11 MAY, 2026
By Paulo Soares from ISGAM – Asset Management

Portuguese families are often highly disciplined in building wealth, but far less prepared to transfer it.
Across Europe, one of the largest intergenerational wealth transfers in history is already underway. According to recent UBS research, 76% of investors worry about a smooth transfer of assets to the next generation. Yet 41% have no wealth transfer or estate plan, and 42% do not have an updated will. Those two realities should not coexist. But they do. And in Portugal, the gap may be wider than many families realise.
Portuguese wealth was often built through decades of work, entrepreneurship, and patience. Business owners who built companies over thirty or forty years. Families who accumulated real estate across generations. What tends to receive far less attention is what happens after the accumulation phase ends.

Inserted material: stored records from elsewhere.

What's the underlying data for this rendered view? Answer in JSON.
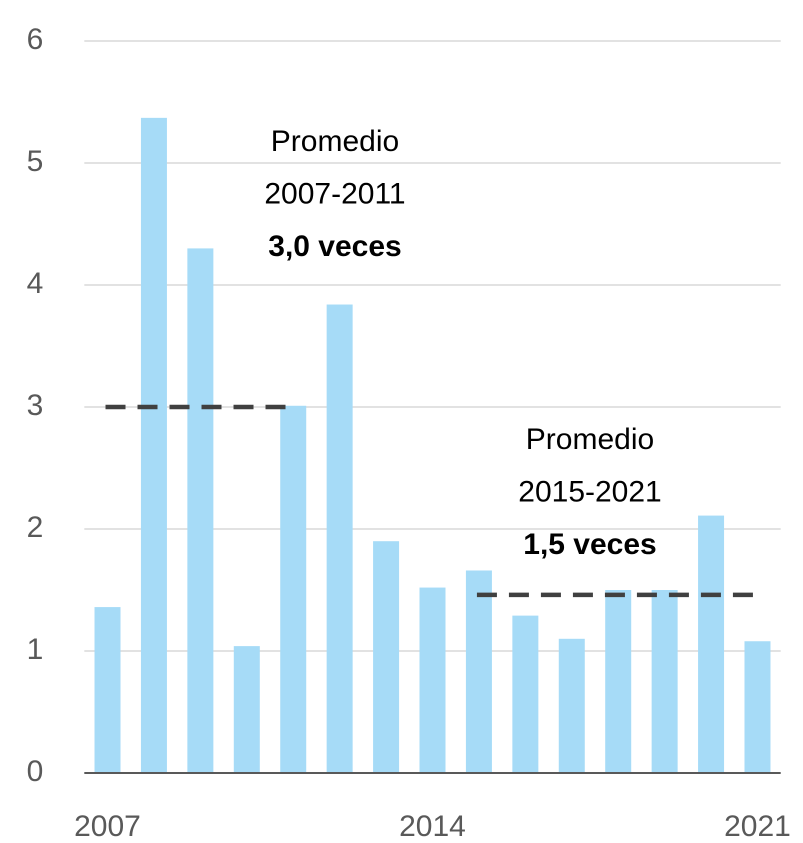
{
  "chart_data": {
    "type": "bar",
    "categories": [
      "2007",
      null,
      null,
      null,
      null,
      null,
      null,
      "2014",
      null,
      null,
      null,
      null,
      null,
      null,
      "2021"
    ],
    "values": [
      1.36,
      5.37,
      4.3,
      1.04,
      3.01,
      3.84,
      1.9,
      1.52,
      1.66,
      1.29,
      1.1,
      1.5,
      1.5,
      2.11,
      1.08
    ],
    "color": "#a6dbf7",
    "ylim": [
      0,
      6
    ],
    "yticks": [
      0,
      1,
      2,
      3,
      4,
      5,
      6
    ],
    "grid": true,
    "averages": [
      {
        "lines": [
          "Promedio",
          "2007-2011",
          "3,0 veces"
        ],
        "value": 3.0,
        "color": "#404040"
      },
      {
        "lines": [
          "Promedio",
          "2015-2021",
          "1,5 veces"
        ],
        "value": 1.46,
        "color": "#404040"
      }
    ]
  }
}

Part of the issue is structural. Wealth in Portugal remains heavily concentrated in illiquid assets: operating businesses, agricultural land, family real estate held across generations. These cannot simply be divided and transferred without consequence. Who keeps operational control? Who receives liquidity? How is family cohesion preserved when the underlying asset cannot realistically be split? Most families underestimate how difficult these questions become once they are urgent.
Another part is cultural. In Portuguese family culture, wealth is a deeply private subject. Discussing inheritance can feel uncomfortable, almost as if planning succession means anticipating loss. So, the conversation gets postponed. Usually until circumstances force it.

What makes this more pressing is that the next generation's relationship with money has changed. As the chart above illustrates, younger investors are entering financial markets significantly earlier than their parents did. They are more informed, more engaged, and often already forming views on how family assets should be managed. Succession planning that ignores this reality tends to produce conflict rather than continuity.
The difficult part of succession is rarely legal or fiscal. Those problems are usually solvable. The harder part is transferring the logic behind the decisions. Why the structure exists. Why certain risks were avoided. Why preserving wealth and growing it are not always the same exercise.
Families who navigate succession well rarely do so because they found the right structure at the last minute. More often, they succeed because the conversation started early enough for the transition to happen gradually rather than abruptly.
The Great Wealth Transfer is not a future event to prepare for. It is already happening, inside real families and portfolios, often without the frameworks to manage it well.